La nuit est cruciale. Elle n’est pas évidente non plus. Enverrez-vous quelqu’un fouiller les bâtiments alentours ? Qui pourra dormir pendant ce temps-là ? Peut-être faudra-t-il en désigner un ou une pour tenir la garde de votre refuge. Ces choix vous appartiennent. Car si vous pouvez investir d’autres demeures afin de trouver de précieuses ressources, votre maison pourra également être sujette à l’assaut de gredins affamés, fatigués et sans aucun doute tout aussi effrayés que vous.

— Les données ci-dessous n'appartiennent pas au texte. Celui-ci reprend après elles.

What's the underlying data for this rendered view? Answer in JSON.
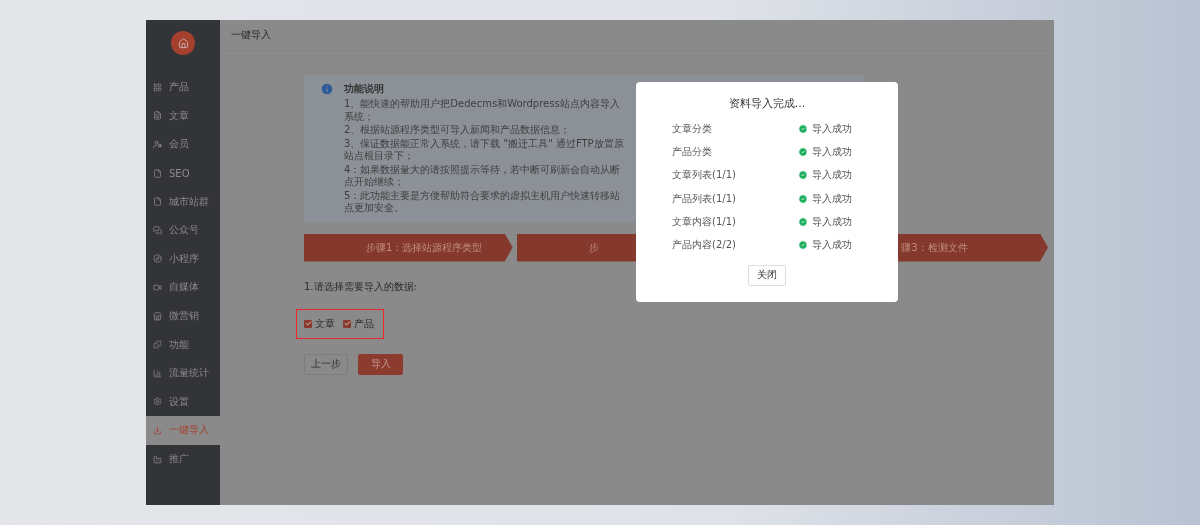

Durant ces parties nocturnes, il faudra faire très attention. Si bon nombre des individus rencontrés ne seront pas forcément des adversaires sanguinaires, à l’image de ce prêtre désabusé que vous le voliez alors qu’ils ont déjà si peu, quelque fois ils seront brigands, soldats gardant un point de contrôle ou de simples personnes désespérées tentant de préserver le peu qu’elles possèdent. Ces phases-là sont bien plus excitantes que celles de la journée. Littéralement plongé dans l’obscurité, vous devrez avancer à tâtons. Quelques indices visuels vous serviront à repérer les mouvements dans d’autres pièces (humains ou rats ?) sans pour autant voir avec exactitude. Votre charognard de l’ombre ne verra en effet que ce qui se trouvera dans son champ de vision. D’où la nécessité d’être prudent et de bien évaluer les risques. Fouiller peut vous faire faire beaucoup du bruit. Et se manger une balle de revolver peut dès lors très vite arriver.

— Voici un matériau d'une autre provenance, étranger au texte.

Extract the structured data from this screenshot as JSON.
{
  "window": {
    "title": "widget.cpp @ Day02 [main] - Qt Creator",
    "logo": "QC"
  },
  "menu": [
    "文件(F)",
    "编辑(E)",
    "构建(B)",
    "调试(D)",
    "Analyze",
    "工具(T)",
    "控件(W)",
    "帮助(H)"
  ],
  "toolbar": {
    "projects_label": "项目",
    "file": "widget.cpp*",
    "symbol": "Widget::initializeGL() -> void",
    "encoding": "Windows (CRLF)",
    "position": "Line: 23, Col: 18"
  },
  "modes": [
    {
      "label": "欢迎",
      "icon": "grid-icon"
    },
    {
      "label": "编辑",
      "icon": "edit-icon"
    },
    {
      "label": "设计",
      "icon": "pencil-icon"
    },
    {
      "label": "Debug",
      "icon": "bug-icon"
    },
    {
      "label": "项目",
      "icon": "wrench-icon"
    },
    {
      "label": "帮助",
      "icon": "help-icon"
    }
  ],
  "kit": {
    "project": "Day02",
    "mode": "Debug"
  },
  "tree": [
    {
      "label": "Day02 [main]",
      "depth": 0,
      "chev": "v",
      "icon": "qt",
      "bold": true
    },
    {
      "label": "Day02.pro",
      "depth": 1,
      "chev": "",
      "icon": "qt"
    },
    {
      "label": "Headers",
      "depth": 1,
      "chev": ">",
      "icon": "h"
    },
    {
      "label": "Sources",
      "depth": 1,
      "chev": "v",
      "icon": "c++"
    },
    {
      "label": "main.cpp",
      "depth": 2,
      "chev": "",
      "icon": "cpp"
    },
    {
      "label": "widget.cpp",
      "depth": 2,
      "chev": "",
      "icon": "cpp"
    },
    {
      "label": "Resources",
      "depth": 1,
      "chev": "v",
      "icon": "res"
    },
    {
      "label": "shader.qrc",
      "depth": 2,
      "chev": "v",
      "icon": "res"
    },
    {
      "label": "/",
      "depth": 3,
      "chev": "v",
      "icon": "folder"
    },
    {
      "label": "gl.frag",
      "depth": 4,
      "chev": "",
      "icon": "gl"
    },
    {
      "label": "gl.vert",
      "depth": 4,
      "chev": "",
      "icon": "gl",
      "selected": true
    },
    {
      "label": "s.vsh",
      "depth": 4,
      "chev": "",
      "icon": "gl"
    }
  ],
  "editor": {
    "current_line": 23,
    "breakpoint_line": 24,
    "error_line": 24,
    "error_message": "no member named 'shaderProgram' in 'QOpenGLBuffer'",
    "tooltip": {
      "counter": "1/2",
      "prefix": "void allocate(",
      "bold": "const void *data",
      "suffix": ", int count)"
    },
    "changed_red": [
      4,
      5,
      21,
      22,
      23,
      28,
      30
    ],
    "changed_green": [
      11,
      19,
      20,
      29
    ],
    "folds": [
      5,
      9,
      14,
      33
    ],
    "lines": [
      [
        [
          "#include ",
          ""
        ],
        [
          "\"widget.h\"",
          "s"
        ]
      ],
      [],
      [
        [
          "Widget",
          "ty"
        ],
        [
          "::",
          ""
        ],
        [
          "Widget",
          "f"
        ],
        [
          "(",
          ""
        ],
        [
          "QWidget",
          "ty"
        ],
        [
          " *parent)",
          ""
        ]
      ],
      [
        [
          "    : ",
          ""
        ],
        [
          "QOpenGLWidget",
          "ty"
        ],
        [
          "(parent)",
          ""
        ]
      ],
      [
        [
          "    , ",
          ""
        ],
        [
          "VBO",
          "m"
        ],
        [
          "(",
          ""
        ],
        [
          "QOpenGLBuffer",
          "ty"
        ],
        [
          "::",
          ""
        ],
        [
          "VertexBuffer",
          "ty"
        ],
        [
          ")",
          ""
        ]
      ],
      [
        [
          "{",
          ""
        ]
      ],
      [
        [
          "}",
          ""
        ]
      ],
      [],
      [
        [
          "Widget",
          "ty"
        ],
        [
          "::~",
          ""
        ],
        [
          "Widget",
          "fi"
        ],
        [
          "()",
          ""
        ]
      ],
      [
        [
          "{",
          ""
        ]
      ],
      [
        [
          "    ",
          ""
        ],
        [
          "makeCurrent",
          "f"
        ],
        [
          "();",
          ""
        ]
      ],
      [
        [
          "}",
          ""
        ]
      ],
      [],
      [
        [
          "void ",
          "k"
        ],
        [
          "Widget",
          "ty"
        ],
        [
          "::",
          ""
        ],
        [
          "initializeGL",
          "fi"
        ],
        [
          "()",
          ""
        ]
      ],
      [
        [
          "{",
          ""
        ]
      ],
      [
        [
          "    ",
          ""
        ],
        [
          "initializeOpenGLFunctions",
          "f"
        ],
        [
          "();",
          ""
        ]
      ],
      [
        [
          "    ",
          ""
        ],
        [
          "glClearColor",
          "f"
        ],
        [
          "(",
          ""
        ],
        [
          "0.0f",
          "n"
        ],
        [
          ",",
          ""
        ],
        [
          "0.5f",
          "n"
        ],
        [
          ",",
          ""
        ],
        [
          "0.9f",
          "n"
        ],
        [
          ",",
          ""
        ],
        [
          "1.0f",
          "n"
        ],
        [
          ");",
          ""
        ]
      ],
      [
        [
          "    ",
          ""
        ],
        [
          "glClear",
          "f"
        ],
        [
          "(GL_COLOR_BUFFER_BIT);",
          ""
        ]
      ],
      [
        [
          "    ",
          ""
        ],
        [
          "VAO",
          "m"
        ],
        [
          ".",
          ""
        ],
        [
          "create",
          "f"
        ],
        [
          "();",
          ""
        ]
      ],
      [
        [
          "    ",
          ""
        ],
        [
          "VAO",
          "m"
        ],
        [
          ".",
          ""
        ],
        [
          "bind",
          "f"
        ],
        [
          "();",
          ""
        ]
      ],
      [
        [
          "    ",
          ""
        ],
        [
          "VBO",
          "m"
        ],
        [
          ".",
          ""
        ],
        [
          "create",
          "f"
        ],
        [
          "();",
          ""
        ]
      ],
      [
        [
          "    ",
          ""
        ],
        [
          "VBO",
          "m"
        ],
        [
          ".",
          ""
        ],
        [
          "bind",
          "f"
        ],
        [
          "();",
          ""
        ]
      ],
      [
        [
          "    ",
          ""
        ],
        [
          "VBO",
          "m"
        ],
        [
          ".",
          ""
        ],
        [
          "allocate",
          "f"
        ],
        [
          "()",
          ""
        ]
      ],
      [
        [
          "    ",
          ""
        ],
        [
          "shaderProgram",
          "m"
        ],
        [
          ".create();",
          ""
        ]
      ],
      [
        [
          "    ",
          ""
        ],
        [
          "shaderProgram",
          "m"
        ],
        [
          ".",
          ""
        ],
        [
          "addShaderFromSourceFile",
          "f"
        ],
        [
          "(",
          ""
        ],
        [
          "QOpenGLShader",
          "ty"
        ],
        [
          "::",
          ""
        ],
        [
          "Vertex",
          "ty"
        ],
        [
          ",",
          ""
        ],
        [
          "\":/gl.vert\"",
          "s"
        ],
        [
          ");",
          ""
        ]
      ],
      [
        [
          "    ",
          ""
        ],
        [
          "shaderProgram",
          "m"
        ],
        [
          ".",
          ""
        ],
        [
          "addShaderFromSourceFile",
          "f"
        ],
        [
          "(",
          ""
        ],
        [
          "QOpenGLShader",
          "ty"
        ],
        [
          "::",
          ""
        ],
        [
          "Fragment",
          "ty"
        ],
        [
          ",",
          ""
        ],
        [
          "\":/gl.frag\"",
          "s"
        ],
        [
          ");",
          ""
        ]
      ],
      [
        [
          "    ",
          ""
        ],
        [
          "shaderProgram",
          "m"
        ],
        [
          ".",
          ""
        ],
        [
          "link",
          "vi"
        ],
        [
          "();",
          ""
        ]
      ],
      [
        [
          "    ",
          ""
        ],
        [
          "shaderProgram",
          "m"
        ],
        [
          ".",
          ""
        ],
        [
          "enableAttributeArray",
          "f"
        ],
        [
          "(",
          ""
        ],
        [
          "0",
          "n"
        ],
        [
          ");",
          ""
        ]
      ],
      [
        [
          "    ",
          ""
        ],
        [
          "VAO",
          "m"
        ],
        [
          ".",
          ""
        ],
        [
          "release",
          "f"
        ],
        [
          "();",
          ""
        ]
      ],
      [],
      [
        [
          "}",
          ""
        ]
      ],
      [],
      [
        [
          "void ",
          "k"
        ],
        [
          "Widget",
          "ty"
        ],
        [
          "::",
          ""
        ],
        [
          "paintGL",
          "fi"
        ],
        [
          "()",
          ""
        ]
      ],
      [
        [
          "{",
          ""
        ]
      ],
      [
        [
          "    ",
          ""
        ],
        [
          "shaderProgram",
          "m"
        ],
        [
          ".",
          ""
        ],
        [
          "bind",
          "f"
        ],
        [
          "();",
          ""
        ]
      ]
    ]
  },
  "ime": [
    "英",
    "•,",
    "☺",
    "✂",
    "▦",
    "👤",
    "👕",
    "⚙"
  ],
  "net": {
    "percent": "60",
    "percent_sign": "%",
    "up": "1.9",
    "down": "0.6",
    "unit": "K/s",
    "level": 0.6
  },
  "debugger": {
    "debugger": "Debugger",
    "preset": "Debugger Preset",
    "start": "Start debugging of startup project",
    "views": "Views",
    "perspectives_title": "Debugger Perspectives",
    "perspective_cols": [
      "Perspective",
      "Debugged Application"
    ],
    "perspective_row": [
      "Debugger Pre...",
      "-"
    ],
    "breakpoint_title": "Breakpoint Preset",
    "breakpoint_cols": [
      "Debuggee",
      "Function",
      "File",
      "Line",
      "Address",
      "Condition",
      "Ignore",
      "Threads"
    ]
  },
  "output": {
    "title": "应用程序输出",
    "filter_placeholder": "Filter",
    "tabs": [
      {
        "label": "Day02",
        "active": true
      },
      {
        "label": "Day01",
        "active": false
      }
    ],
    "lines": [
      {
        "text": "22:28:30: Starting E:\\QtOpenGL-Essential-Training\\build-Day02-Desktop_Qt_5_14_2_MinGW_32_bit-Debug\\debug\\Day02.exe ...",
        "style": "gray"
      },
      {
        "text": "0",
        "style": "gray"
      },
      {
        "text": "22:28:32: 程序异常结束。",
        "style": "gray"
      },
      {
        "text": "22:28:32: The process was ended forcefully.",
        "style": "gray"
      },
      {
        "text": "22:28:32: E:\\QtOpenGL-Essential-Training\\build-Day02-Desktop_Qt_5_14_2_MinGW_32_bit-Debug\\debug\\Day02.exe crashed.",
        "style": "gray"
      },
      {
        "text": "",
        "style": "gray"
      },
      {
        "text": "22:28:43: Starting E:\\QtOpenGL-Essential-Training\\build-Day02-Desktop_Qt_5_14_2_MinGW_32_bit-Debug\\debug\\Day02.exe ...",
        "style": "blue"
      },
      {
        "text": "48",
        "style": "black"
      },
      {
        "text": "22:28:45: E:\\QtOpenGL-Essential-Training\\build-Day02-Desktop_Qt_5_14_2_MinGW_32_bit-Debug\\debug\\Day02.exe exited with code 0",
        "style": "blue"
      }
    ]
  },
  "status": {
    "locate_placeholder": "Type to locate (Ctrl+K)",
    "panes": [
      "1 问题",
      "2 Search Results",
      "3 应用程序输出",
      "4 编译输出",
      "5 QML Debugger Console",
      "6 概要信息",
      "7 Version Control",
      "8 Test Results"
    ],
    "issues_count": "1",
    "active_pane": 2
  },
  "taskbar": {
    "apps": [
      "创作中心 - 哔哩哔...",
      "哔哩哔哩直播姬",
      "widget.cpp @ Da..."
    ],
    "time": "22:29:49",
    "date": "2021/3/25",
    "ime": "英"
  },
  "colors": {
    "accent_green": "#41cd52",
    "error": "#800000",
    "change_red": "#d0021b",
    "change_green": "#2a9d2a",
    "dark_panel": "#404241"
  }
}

Voler ou ne pas voler. Blesser ou ne pas blesser. Tuer ou ne pas tuer. Chaque décision implique des conséquences qui ne seront pas forcément immédiates. Les individus que l’on manipule ne sont pas de simples marionnettes. Ce sont des êtres qui pensent et qui ressentent. Franchir certaines limites morales avec un personnage peut l’amener à cogiter sur ses actes. Trucider un vieux couple pour un peu de nourriture pourra pousser aux remords puis au suicide le meurtrier ainsi créé par les actes que vous lui aurez imposé.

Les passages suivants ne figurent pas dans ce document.